Other people, especially in the United States, describe paper in terms of pound weight—the weight in pounds of 500 sheets of the paper with a given area: for card stock, this is 17 by 22 in (432 by 559 mm); for text stock (thinner paper, as used for writing and in books); this is 20 by 38 in (508 by 965 mm). In describing paper, the pound is often symbolized by the pound symbol, #. Because of the difference in the way text- and card-stock pound weight is determined, a sheet of 65# card stock is thicker and heavier than a sheet of 80# text.
The weight of cardstock ranges from 50# to 110# (about 135 to 300 g/m2).
Rather than as a function of weight per sheet of a given area, paper thickness can be measured and stated directly, in units of linear measure.

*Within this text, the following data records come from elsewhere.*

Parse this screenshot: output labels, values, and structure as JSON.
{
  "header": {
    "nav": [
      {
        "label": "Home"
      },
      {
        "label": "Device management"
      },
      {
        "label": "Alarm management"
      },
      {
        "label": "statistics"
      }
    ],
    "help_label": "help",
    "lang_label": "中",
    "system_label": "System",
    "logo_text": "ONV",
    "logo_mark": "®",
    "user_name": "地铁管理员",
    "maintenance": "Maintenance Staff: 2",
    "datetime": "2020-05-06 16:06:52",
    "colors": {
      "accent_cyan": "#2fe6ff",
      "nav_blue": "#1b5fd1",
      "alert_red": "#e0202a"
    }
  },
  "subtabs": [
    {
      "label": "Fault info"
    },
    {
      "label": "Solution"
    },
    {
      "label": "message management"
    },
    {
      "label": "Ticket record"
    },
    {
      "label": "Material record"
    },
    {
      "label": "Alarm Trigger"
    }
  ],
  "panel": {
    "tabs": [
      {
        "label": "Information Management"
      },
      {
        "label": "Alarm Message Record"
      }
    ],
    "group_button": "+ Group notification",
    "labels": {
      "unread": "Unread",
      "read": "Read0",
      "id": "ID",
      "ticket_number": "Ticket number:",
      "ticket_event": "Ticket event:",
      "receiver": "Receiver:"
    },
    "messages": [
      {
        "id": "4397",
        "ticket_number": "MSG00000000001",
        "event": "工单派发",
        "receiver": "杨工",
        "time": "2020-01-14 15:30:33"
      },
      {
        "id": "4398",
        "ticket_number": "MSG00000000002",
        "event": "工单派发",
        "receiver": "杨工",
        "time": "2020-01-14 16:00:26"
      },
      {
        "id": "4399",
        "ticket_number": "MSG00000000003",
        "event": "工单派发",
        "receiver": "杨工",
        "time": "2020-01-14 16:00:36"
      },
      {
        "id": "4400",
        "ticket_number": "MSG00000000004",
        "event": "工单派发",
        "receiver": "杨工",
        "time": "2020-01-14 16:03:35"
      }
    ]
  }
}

In the United States, this usually is expressed in thousandths of an inch, often abbreviated thou points (pt. and pts.) and mils. For example, a 10 pt. card is 0.010 in (0.254 mm) thick (corresponding to a weight of about 250 g/m2), and 12 pt. is 0.012 in (0.3048 mm). The thou point (1/1,000 inch) differs from the typographical point (1/12 traditional pica = exactly 0.01383 inch = 0.35136 mm).
The length and width of card stock often are stated in terms of the ISO system of paper sizes, in which specific dimensions are implied by numbers prefixed with the letter A. Card stock labeled A3, for example, measures 420 × 297 mm (16.5 × 11.7 in).